If you can't get a plank, then make a foil tray from two layers of aluminum foil, pinching them around the edges to make a platter.
Sockeye Salmon with a Mustard Herb Crust
Adapted from The Plank Grilling Cookbook by Michelle Lowrey
Serves 2 greedy people
One large sockeye salmon fillet
1/2 cup of mayonnaise
1/2 small lemon, juiced
1/4 cup chopped fresh dill
1/4 cup whole-grain mustard
1/2 teaspoon sea salt
1/4 teaspoon ground black pepper
1 cup of unseasoned panko breadcrumbs
lemon wedges for garnish.
To make the mustard crust, combine mayo, lemon juice, dill, mustard, salt and pepper in a small bowl.
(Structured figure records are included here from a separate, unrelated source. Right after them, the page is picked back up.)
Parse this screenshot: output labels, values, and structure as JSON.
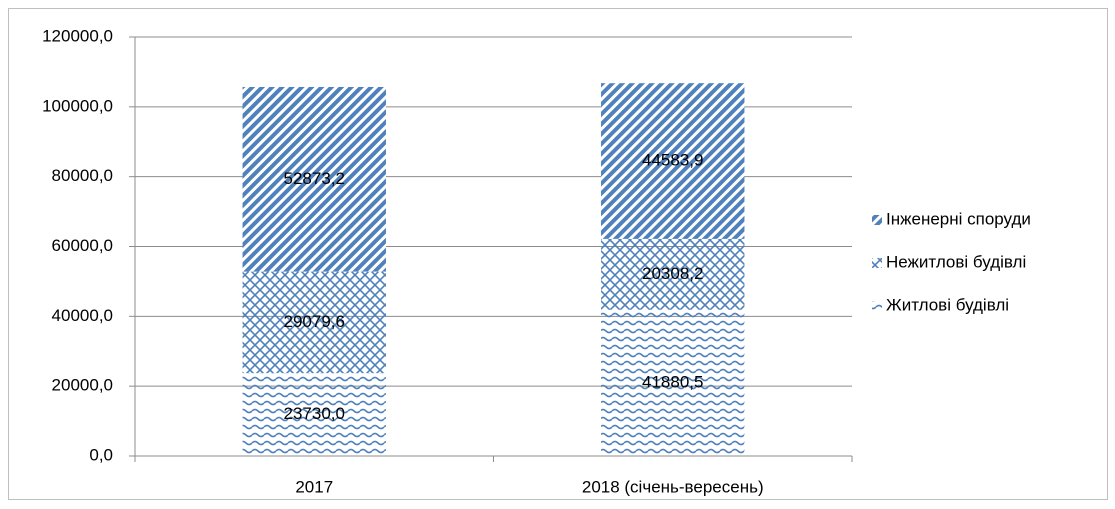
{
  "chart_data": {
    "type": "stacked_bar",
    "categories": [
      "2017",
      "2018 (січень-вересень)"
    ],
    "series": [
      {
        "name": "Житлові будівлі",
        "color": "#4f81bd",
        "values": [
          23730.0,
          41880.5
        ],
        "value_labels": [
          "23730,0",
          "41880,5"
        ]
      },
      {
        "name": "Нежитлові будівлі",
        "color": "#4f81bd",
        "values": [
          29079.6,
          20308.2
        ],
        "value_labels": [
          "29079,6",
          "20308,2"
        ]
      },
      {
        "name": "Інженерні споруди",
        "color": "#4f81bd",
        "values": [
          52873.2,
          44583.9
        ],
        "value_labels": [
          "52873,2",
          "44583,9"
        ]
      }
    ],
    "ylim": [
      0,
      120000
    ],
    "yticks": [
      {
        "value": 0,
        "label": "0,0"
      },
      {
        "value": 20000,
        "label": "20000,0"
      },
      {
        "value": 40000,
        "label": "40000,0"
      },
      {
        "value": 60000,
        "label": "60000,0"
      },
      {
        "value": 80000,
        "label": "80000,0"
      },
      {
        "value": 100000,
        "label": "100000,0"
      },
      {
        "value": 120000,
        "label": "120000,0"
      }
    ],
    "grid": true,
    "legend": "right"
  }
}
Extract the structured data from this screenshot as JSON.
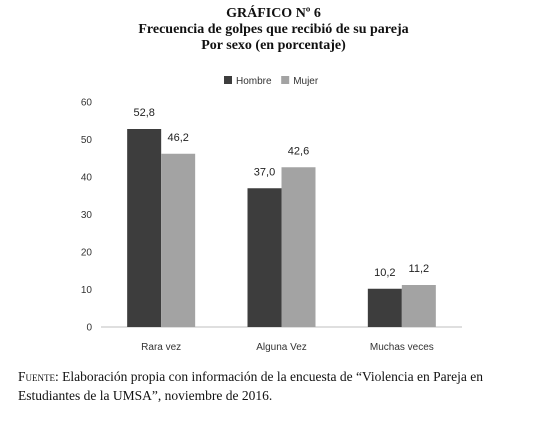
{
  "header": {
    "chart_number": "GRÁFICO Nº 6",
    "title": "Frecuencia de golpes que recibió de su pareja",
    "subtitle": "Por sexo (en porcentaje)"
  },
  "colors": {
    "hombre": "#3d3d3d",
    "mujer": "#a3a3a3",
    "axis": "#bfbfbf"
  },
  "chart_data": {
    "type": "bar",
    "categories": [
      "Rara vez",
      "Alguna Vez",
      "Muchas veces"
    ],
    "series": [
      {
        "name": "Hombre",
        "values": [
          52.8,
          37.0,
          10.2
        ],
        "labels": [
          "52,8",
          "37,0",
          "10,2"
        ]
      },
      {
        "name": "Mujer",
        "values": [
          46.2,
          42.6,
          11.2
        ],
        "labels": [
          "46,2",
          "42,6",
          "11,2"
        ]
      }
    ],
    "ylim": [
      0,
      60
    ],
    "yticks": [
      0,
      10,
      20,
      30,
      40,
      50,
      60
    ],
    "grid": false,
    "legend": "top-center"
  },
  "source": {
    "label": "Fuente",
    "text": ": Elaboración propia con información de la encuesta de “Violencia en Pareja en Estudiantes de la UMSA”, noviembre de 2016."
  }
}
Mix well. Spread mustard mixture evenly over the filet.
Sprinkle liberally with panko breadcrumbs to form a thick, even coating. Lightly press the crumbs into the salmon so they stick.
Light your coals in the barbecue and get them white hot.
Place the filet on the plank skin side down and place the plank on the grill. Close the lid and grill until crispy on the surface but still moist and opaque in the center- about 15-20 minutes depending on thickness of the fish. If you're like me, I prefer a thinner filet, so mine took 15 minutes. Garnish with lemon wedges.
I like to serve this with grilled veggies, some garlicky rice and sliced fresh tomatoes. Don't forget a glass of chilled crisp white wine.
I'm up in Michigan next week for the fourth of July and a big family reunion. I'm looking foward to cooking with my sister (in between snuggling my niece and nephew), my two Aunts, Patty and Michelle, and my cousins, Christine and Lauren. I've come up with a menu that I hope everyone will love when we get together on the 4th!